Always check the references

New American recommendations on breast cancer screening have caused quite a stir by advising a reduced number of screening tests. Although controversial, the changes essentially bring the US recommendations into line with the recommendations in the rest of the world and the only real question is why has the US taken so long to follow? 1

On the whole, this new report is a major improvement and Talking Squid wholeheartedly approves of the move to incorporate better evidence in medical policy. But…there is clearly a less than reliable process at work in one aspect of the recommendations, and that is in its resounding dismissal of breast examination. This is, admittedly, a controversial question because it would seem intuitively obvious that breast self-examination would be a helpful practice if one is trying to detect breast cancer early. Unfortunately, there is very little evidence that it works, and there is a downside: if women are taught to examine their breasts, a large number will detect lumps that are completely benign but which need to be biopsied to confirm the diagnosis.
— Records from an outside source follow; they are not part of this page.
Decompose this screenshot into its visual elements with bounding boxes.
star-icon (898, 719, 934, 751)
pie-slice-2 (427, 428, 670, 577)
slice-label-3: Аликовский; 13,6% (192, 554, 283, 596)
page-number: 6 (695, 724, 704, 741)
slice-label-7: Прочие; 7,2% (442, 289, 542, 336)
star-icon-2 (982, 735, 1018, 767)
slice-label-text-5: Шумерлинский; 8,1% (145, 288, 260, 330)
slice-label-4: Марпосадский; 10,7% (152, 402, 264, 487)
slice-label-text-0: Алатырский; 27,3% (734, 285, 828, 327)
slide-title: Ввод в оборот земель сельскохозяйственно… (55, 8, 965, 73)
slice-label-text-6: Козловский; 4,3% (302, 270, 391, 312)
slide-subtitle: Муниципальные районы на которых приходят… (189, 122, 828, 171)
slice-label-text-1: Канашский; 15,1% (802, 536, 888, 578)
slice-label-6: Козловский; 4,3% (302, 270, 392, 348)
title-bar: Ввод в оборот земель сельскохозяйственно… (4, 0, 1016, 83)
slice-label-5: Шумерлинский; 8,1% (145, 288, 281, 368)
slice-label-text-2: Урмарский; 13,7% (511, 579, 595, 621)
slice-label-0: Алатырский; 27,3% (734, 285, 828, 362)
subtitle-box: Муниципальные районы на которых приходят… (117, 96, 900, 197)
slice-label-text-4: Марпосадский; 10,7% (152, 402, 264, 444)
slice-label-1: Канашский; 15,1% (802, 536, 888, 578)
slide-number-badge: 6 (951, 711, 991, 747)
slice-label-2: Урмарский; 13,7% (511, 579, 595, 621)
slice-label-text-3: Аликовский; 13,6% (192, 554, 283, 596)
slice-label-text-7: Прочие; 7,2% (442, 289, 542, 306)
This represents a cost to the health system, a burden of worry to women, a painful procedure, and a lot of time spent by doctors, nurses, and ultrasonographers. It would be nice if we could show some benefit. But we can’t. Despite a lot of research, nobody has been able to show that routine breast self-examination makes a discernible difference to breast cancer.
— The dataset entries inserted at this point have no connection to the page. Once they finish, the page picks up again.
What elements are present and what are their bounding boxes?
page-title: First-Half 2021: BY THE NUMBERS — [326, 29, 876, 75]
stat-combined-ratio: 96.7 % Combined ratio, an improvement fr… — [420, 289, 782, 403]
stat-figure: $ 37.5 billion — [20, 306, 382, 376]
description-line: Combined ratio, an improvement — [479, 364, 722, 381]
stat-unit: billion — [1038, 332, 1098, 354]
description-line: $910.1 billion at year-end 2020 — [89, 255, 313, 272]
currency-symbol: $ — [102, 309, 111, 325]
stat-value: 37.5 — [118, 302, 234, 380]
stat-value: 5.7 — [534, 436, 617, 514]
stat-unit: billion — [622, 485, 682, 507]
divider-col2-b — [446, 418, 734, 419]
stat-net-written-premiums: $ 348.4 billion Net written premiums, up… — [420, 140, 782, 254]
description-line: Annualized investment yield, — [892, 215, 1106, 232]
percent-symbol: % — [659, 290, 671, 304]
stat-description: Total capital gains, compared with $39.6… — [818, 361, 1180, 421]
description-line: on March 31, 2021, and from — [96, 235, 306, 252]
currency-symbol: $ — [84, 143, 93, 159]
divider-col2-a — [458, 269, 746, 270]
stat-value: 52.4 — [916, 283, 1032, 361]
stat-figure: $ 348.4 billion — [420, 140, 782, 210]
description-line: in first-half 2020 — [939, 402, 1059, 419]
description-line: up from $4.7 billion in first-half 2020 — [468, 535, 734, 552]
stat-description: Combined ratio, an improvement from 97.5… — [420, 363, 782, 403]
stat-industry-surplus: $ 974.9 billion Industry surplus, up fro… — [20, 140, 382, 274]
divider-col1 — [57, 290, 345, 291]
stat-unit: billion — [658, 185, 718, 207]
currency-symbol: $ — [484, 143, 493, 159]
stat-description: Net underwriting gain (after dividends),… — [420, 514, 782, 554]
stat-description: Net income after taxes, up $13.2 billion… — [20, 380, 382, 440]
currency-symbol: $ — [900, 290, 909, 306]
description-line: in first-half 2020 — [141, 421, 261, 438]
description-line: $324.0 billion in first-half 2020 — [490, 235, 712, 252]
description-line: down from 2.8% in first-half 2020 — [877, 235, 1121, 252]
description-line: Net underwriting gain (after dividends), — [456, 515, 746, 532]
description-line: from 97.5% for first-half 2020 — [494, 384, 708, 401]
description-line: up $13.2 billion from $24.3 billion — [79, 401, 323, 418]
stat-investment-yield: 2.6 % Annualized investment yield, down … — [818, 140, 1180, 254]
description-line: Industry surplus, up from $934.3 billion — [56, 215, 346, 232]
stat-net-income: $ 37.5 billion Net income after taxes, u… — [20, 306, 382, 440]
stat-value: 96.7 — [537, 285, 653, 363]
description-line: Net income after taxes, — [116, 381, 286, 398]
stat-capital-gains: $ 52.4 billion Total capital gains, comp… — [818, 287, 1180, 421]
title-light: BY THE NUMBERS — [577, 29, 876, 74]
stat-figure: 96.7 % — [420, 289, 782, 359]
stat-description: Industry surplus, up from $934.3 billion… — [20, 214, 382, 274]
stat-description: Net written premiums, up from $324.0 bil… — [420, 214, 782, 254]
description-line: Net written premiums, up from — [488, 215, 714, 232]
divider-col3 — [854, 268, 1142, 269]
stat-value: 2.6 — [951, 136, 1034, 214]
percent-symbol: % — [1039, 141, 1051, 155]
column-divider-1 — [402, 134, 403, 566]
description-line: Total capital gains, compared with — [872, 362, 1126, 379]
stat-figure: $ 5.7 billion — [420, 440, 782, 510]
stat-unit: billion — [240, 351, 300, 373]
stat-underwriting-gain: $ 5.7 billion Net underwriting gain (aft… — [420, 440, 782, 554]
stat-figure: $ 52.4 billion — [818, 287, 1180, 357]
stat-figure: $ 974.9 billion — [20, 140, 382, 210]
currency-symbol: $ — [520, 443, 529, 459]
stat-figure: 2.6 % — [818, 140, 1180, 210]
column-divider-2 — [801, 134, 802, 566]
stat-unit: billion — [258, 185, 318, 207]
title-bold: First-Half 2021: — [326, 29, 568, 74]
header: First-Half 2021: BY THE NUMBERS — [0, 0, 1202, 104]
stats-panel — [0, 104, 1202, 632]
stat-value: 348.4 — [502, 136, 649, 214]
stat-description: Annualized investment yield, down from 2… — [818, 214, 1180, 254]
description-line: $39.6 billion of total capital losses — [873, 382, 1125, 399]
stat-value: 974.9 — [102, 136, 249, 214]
So far most recommendations around the world have cautiously supported breast self-examination with strong caveats about the lack of positive evidence. If the new US recommendations had simply followed suit, there would be little disagreement. But the new recommendations go a lot further. They emphatically recommend against breast self-examination. And they actively misrepresent the evidence.
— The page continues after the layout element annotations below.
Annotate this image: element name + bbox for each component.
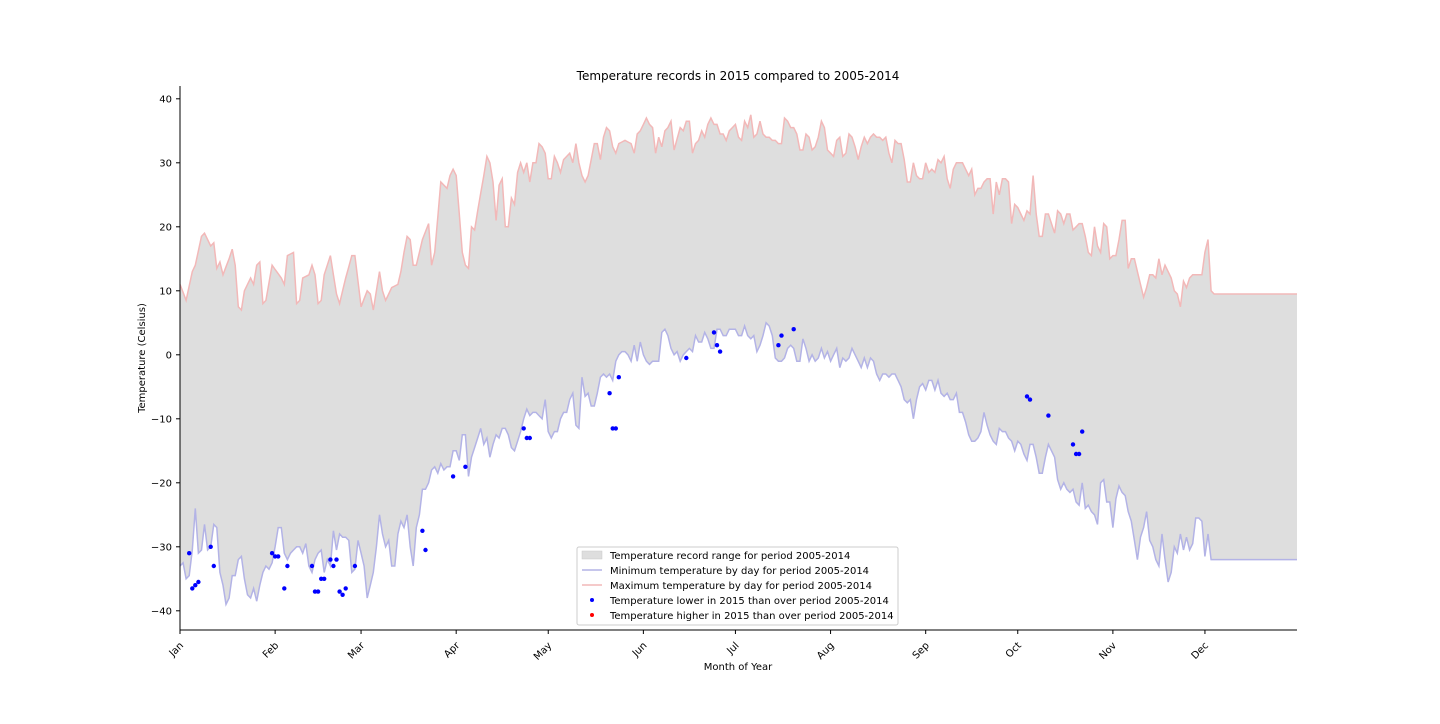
y-tick-label: −40 — [151, 606, 172, 617]
legend-label-max: Maximum temperature by day for period 20… — [610, 581, 872, 592]
lower-2015-point — [337, 589, 342, 594]
legend-label-range: Temperature record range for period 2005… — [609, 551, 850, 562]
legend-swatch-lower — [590, 598, 594, 602]
plot-area — [179, 114, 1297, 607]
legend-label-min: Minimum temperature by day for period 20… — [610, 566, 869, 577]
lower-2015-point — [312, 589, 318, 594]
lower-2015-point — [343, 586, 348, 591]
lower-2015-point — [187, 551, 192, 556]
lower-2015-point — [1046, 413, 1051, 418]
lower-2015-point — [272, 554, 278, 559]
lower-2015-point — [269, 551, 275, 556]
y-tick-label: 0 — [166, 350, 172, 361]
lower-2015-point — [322, 576, 327, 581]
lower-2015-point — [276, 554, 281, 559]
lower-2015-point — [684, 355, 689, 361]
lower-2015-point — [352, 563, 358, 569]
y-axis-ticks: 40 30 20 10 0 −10 −20 −30 −40 — [151, 94, 180, 617]
x-tick-label: Jul — [725, 640, 742, 657]
lower-2015-point — [340, 592, 345, 597]
y-tick-label: −20 — [151, 478, 172, 489]
lower-2015-points — [187, 327, 1085, 597]
lower-2015-point — [463, 464, 468, 469]
lower-2015-point — [315, 589, 321, 594]
record-range-band — [180, 114, 1297, 605]
lower-2015-point — [610, 426, 615, 431]
lower-2015-point — [282, 586, 287, 591]
y-tick-label: 40 — [159, 94, 172, 105]
lower-2015-point — [779, 333, 784, 338]
x-tick-label: May — [532, 640, 554, 662]
lower-2015-point — [208, 544, 213, 549]
lower-2015-point — [1024, 394, 1030, 399]
lower-2015-point — [423, 547, 428, 553]
x-tick-label: Mar — [346, 640, 368, 662]
lower-2015-point — [285, 563, 290, 569]
chart-title: Temperature records in 2015 compared to … — [576, 69, 900, 83]
lower-2015-point — [190, 586, 195, 591]
y-tick-label: 10 — [159, 286, 172, 297]
y-tick-label: 30 — [159, 158, 172, 169]
y-axis-label: Temperature (Celsius) — [137, 303, 148, 414]
lower-2015-point — [193, 583, 198, 588]
y-tick-label: −30 — [151, 542, 172, 553]
lower-2015-point — [527, 435, 532, 441]
legend-label-higher: Temperature higher in 2015 than over per… — [609, 611, 894, 622]
lower-2015-point — [196, 579, 201, 585]
legend-swatch-higher — [590, 613, 594, 617]
lower-2015-point — [420, 528, 425, 533]
x-tick-label: Oct — [1004, 640, 1024, 660]
x-tick-label: Jan — [167, 640, 186, 659]
lower-2015-point — [334, 557, 339, 562]
x-tick-label: Feb — [261, 640, 281, 660]
lower-2015-point — [607, 391, 612, 396]
lower-2015-point — [1027, 397, 1033, 402]
lower-2015-point — [521, 426, 526, 431]
lower-2015-point — [450, 474, 456, 479]
lower-2015-point — [717, 349, 723, 354]
legend: Temperature record range for period 2005… — [576, 546, 899, 626]
legend-label-lower: Temperature lower in 2015 than over peri… — [609, 596, 889, 607]
lower-2015-point — [331, 563, 336, 569]
x-axis-label: Month of Year — [704, 662, 773, 673]
legend-swatch-range — [581, 550, 603, 560]
legend-box — [576, 546, 899, 626]
lower-2015-point — [714, 343, 720, 348]
x-tick-label: Apr — [442, 640, 463, 661]
lower-2015-point — [309, 563, 315, 569]
x-tick-label: Jun — [630, 640, 650, 660]
lower-2015-point — [613, 426, 618, 431]
lower-2015-point — [211, 563, 216, 569]
y-tick-label: 20 — [159, 222, 172, 233]
lower-2015-point — [1070, 442, 1076, 447]
max-temperature-line — [179, 114, 1297, 312]
lower-2015-point — [1080, 429, 1085, 434]
x-tick-label: Nov — [1097, 640, 1119, 662]
lower-2015-point — [791, 327, 796, 332]
x-tick-label: Aug — [815, 640, 837, 662]
lower-2015-point — [616, 375, 621, 380]
x-axis-ticks: Jan Feb Mar Apr May Jun Jul Aug Sep Oct Nov Dec — [167, 630, 1211, 663]
x-tick-label: Sep — [911, 640, 932, 661]
lower-2015-point — [711, 330, 717, 335]
min-temperature-line — [179, 321, 1297, 607]
lower-2015-point — [1076, 451, 1082, 457]
x-tick-label: Dec — [1190, 640, 1211, 661]
y-tick-label: −10 — [151, 414, 172, 425]
lower-2015-point — [328, 557, 333, 562]
lower-2015-point — [776, 343, 781, 348]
New USPTFS recommendation statement:

Surveys suggest that the CBE technique used in the United States currently lacks a standard approach and reporting standards.

Actual paper referred to (Sazlo 2004):

Conclusion: CBE [clinical breast examination] can contribute to the ability of health care professionals and women to detect some breast cancers and should lead to appropriate follow-up care.

Comment: The Sazlo paper did indeed note the lack of a standardised approach to breast examination, but then goes on to describe an approach with a view to developing a standard for clinical practice. It does not recommend abandoning breast examination altogether. Given that this paper was published 5 years ago, it is highly likely that clinical practice has changed as a result (certainly the how-to diagram from the paper was widely reprinted in medical books). Plus, it was not a survey.

New USPTFS statement:

Clinicians who are committed to spending the time on CBE would benefit their patients by considering the evidence in favor of a structured, standardized examination.

Actual paper referred to (Barton 1999):

Indirect evidence supports the effectiveness of CBE in screening for breast cancer.

Comment: Nice bit of snark there from the USPTFS. Oh yes, if you recommend breast examination, you should check the evidence. Hint, hint. But please don’t check the evidence we provide.

New USPTFS statement:

In 2009, the World Health Organization recommended mammography every 1 to 2 years for women aged 50 to 69 years, but does not recommend CBE [clinical breast examination] or BSE [breast self-examination].

Actual document referred to (WHO 2009):

There is no evidence on the effect of screening through breast self-examination (BSE). However, the practice of BSE has been seen to empower women, taking responsibility for their own health. Therefore, BSE is recommend [sic] for raising awareness among women at risk rather than as a screening method.

Comment: none needed, I believe.

It is a great shame that this statement contains such flaws because it represents a major step towards applying evidence in public health in the US. Unfortunately, it does not accurately represent all the evidence it puts forward and it completely ignores the very important difference between regular breast self-examination and the now more commonly recommended breast self-awareness. They are not the same thing.

Given that around 90% of breast cancers are detected by women or their sexual partners on home examination, it seems somewhat hubristic to take a lack of evidence and turn it into stern discouragement. Especially when the best current advice — breast self-awareness — has not been addressed.

My advice: follow the UK guidelines. Or the Australian version (which is much the same but not as clearly articulated). Or the World Health Organisation’s source guidelines.

  1. Answer: (a) the US health system labours under the pernicious influence of defensive medicine, a.k.a. fear of litigation, and so tends to over-screen, over-investigate, and over-treat and (b) the sphere of US public opinion is dominated by celebrities whose contribution to debate is a gift for adamancy.